There’s been much speculation about what changes will come to our society from our experiences during the current pestilence. Given the nature of our resistance to change – by the time the lookout on the Titanic reported the iceberg, it was probably too late to miss it – I doubt that much that could be improved actually will be. But you never know. It will require leadership able to articulate a vision and then able to rally enough of us around it in order to achieve it.

There’s no doubt: Many people are more thoughtful in these circumstances, in every sense of the word. The pandemic has so far struck only one friend of mine that I’m aware of. His recovery was touch-and-go, and almost miraculous. He’s twenty years younger than I. What if the virus invades this quiet home? We’ll cross that bridge if we come to it. Meanwhile, the thoughtfulness extends more easily – or should – to others. I’ve been out of hotdogs for over a week; I buy ‘em in boxes of twenty. Same for my favorite sausage; empty case on my last two tries. So when yesterday, after glancing ruefully at the long rows of empty toilet paper shelves, I came across both items I’d been missing, I started to take two of each. Then I thought, “Wait a minute. Don’t take more than you normally do. Other folks are in your shoes.”

A friend just down the road keeps a few chickens. He showed up out back and left a dozen eggs on the porch, each one labeled with its date of collection. Another friend has a daughter who’s possibly Vermont’s premier dessert baker. The memory of her last gift, of lemon bars, lingers two weeks later. Here in Vermont, as perhaps no other place I’ve lived, flourishes the notion that we’re in this boat together.
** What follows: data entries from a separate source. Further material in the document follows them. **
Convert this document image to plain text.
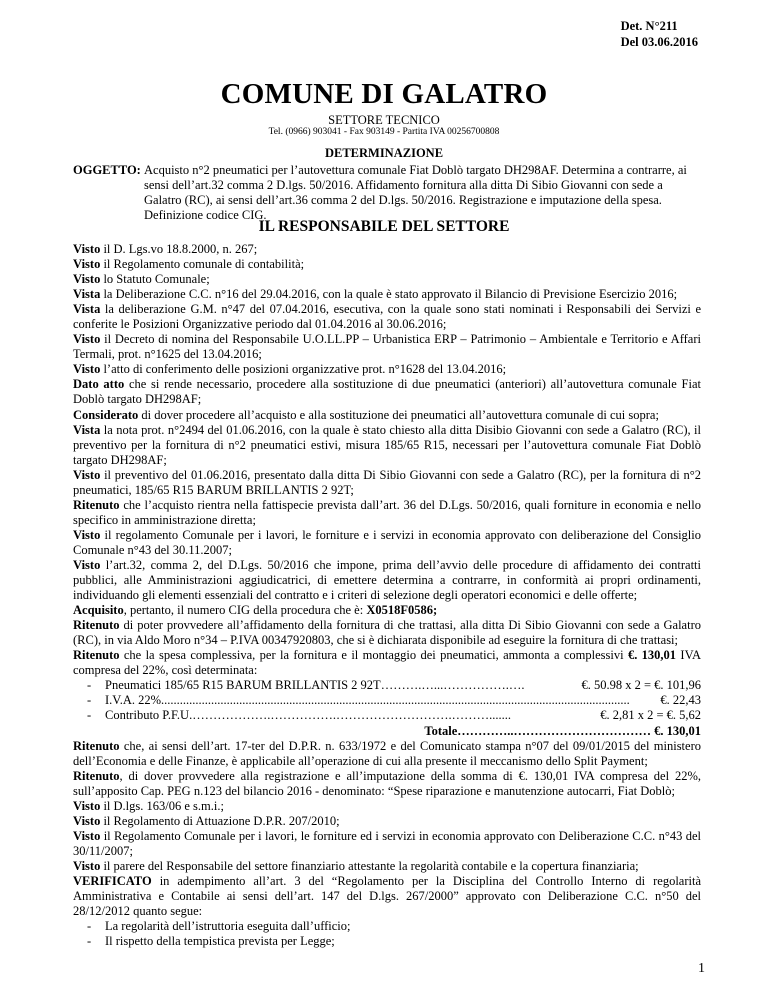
Det. N°211
Del 03.06.2016
COMUNE DI GALATRO
SETTORE TECNICO
Tel. (0966) 903041 - Fax 903149 - Partita IVA 00256700808
DETERMINAZIONE
OGGETTO: Acquisto n°2 pneumatici per l’autovettura comunale Fiat Doblò targato DH298AF. Determina a contrarre, ai sensi dell’art.32 comma 2 D.lgs. 50/2016. Affidamento fornitura alla ditta Di Sibio Giovanni con sede a Galatro (RC), ai sensi dell’art.36 comma 2 del D.lgs. 50/2016. Registrazione e imputazione della spesa. Definizione codice CIG.
IL RESPONSABILE DEL SETTORE

Visto il D. Lgs.vo 18.8.2000, n. 267;

Visto il Regolamento comunale di contabilità;

Visto lo Statuto Comunale;

Vista la Deliberazione C.C. n°16 del 29.04.2016, con la quale è stato approvato il Bilancio di Previsione Esercizio 2016;

Vista la deliberazione G.M. n°47 del 07.04.2016, esecutiva, con la quale sono stati nominati i Responsabili dei Servizi e conferite le Posizioni Organizzative periodo dal 01.04.2016 al 30.06.2016;

Visto il Decreto di nomina del Responsabile U.O.LL.PP – Urbanistica ERP – Patrimonio – Ambientale e Territorio e Affari Termali, prot. n°1625 del 13.04.2016;

Visto l’atto di conferimento delle posizioni organizzative prot. n°1628 del 13.04.2016;

Dato atto che si rende necessario, procedere alla sostituzione di due pneumatici (anteriori) all’autovettura comunale Fiat Doblò targato DH298AF;

Considerato di dover procedere all’acquisto e alla sostituzione dei pneumatici all’autovettura comunale di cui sopra;

Vista la nota prot. n°2494 del 01.06.2016, con la quale è stato chiesto alla ditta Disibio Giovanni con sede a Galatro (RC), il preventivo per la fornitura di n°2 pneumatici estivi, misura 185/65 R15, necessari per l’autovettura comunale Fiat Doblò targato DH298AF;

Visto il preventivo del 01.06.2016, presentato dalla ditta Di Sibio Giovanni con sede a Galatro (RC), per la fornitura di n°2 pneumatici, 185/65 R15 BARUM BRILLANTIS 2 92T;

Ritenuto che l’acquisto rientra nella fattispecie prevista dall’art. 36 del D.Lgs. 50/2016, quali forniture in economia e nello specifico in amministrazione diretta;

Visto il regolamento Comunale per i lavori, le forniture e i servizi in economia approvato con deliberazione del Consiglio Comunale n°43 del 30.11.2007;

Visto l’art.32, comma 2, del D.Lgs. 50/2016 che impone, prima dell’avvio delle procedure di affidamento dei contratti pubblici, alle Amministrazioni aggiudicatrici, di emettere determina a contrarre, in conformità ai propri ordinamenti, individuando gli elementi essenziali del contratto e i criteri di selezione degli operatori economici e delle offerte;

Acquisito, pertanto, il numero CIG della procedura che è: X0518F0586;

Ritenuto di poter provvedere all’affidamento della fornitura di che trattasi, alla ditta Di Sibio Giovanni con sede a Galatro (RC), in via Aldo Moro n°34 – P.IVA 00347920803, che si è dichiarata disponibile ad eseguire la fornitura di che trattasi;

Ritenuto che la spesa complessiva, per la fornitura e il montaggio dei pneumatici, ammonta a complessivi €. 130,01 IVA compresa del 22%, così determinata:

- Pneumatici 185/65 R15 BARUM BRILLANTIS 2 92T ……….…...…………….….	€. 50.98 x 2 = €. 101,96
- I.V.A. 22% ......................................................................................................................................................	€. 22,43
- Contributo P.F.U. ……………….…………….……………………….……….......	€. 2,81 x 2 = €. 5,62
Totale…………..…………………………… €. 130,01

Ritenuto che, ai sensi dell’art. 17-ter del D.P.R. n. 633/1972 e del Comunicato stampa n°07 del 09/01/2015 del ministero dell’Economia e delle Finanze, è applicabile all’operazione di cui alla presente il meccanismo dello Split Payment;

Ritenuto, di dover provvedere alla registrazione e all’imputazione della somma di €. 130,01 IVA compresa del 22%, sull’apposito Cap. PEG n.123 del bilancio 2016 - denominato: “Spese riparazione e manutenzione autocarri, Fiat Doblò;

Visto il D.lgs. 163/06 e s.m.i.;

Visto il Regolamento di Attuazione D.P.R. 207/2010;

Visto il Regolamento Comunale per i lavori, le forniture ed i servizi in economia approvato con Deliberazione C.C. n°43 del 30/11/2007;

Visto il parere del Responsabile del settore finanziario attestante la regolarità contabile e la copertura finanziaria;

VERIFICATO in adempimento all’art. 3 del “Regolamento per la Disciplina del Controllo Interno di regolarità Amministrativa e Contabile ai sensi dell’art. 147 del D.lgs. 267/2000” approvato con Deliberazione C.C. n°50 del 28/12/2012 quanto segue:

- La regolarità dell’istruttoria eseguita dall’ufficio;
- Il rispetto della tempistica prevista per Legge;
1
There surely are some changes coming. One will be the at-least-temporary growth of nativism. We are aware as perhaps never before of the amount of our essential and even strategic products that are produced in China. That may diminish. The trick is not to fall for the popular demonization of what could be an important partner in recognizing and conquering our mutual problems, which are global.

Millions of Americans are also just appreciating for the first time the ephemeral nature of health care insurance that’s linked to their jobs. Millions of jobs have, at least for the time being, ceased to exist, and the unlucky out-of-work former employees are also out of luck. A serious illness or accident can bankrupt them in weeks. So if ever there was a moment for that leadership I mentioned to grab people by the ears and demonstrate the advantages of guaranteed government health insurance, it’s now. I’ve had it since the year 2000, and love it! The mishmash of our current system – to paraphrase Abraham Lincoln: of the investors, by the lobbyists, and for the executives – is an unbearable itch that needs to be scratched.

So we wait, clad variously in protective gear or aggressive attitudes, and we may never know which worked better. There’s an exit to this somewhere, one which some of us, regrettably, won’t find. But those who do will, I hope, be duly thankful for their deliverance, duly compassionate for the families who suffered a loss, and duly thoughtful about what changes the future surely will require of us.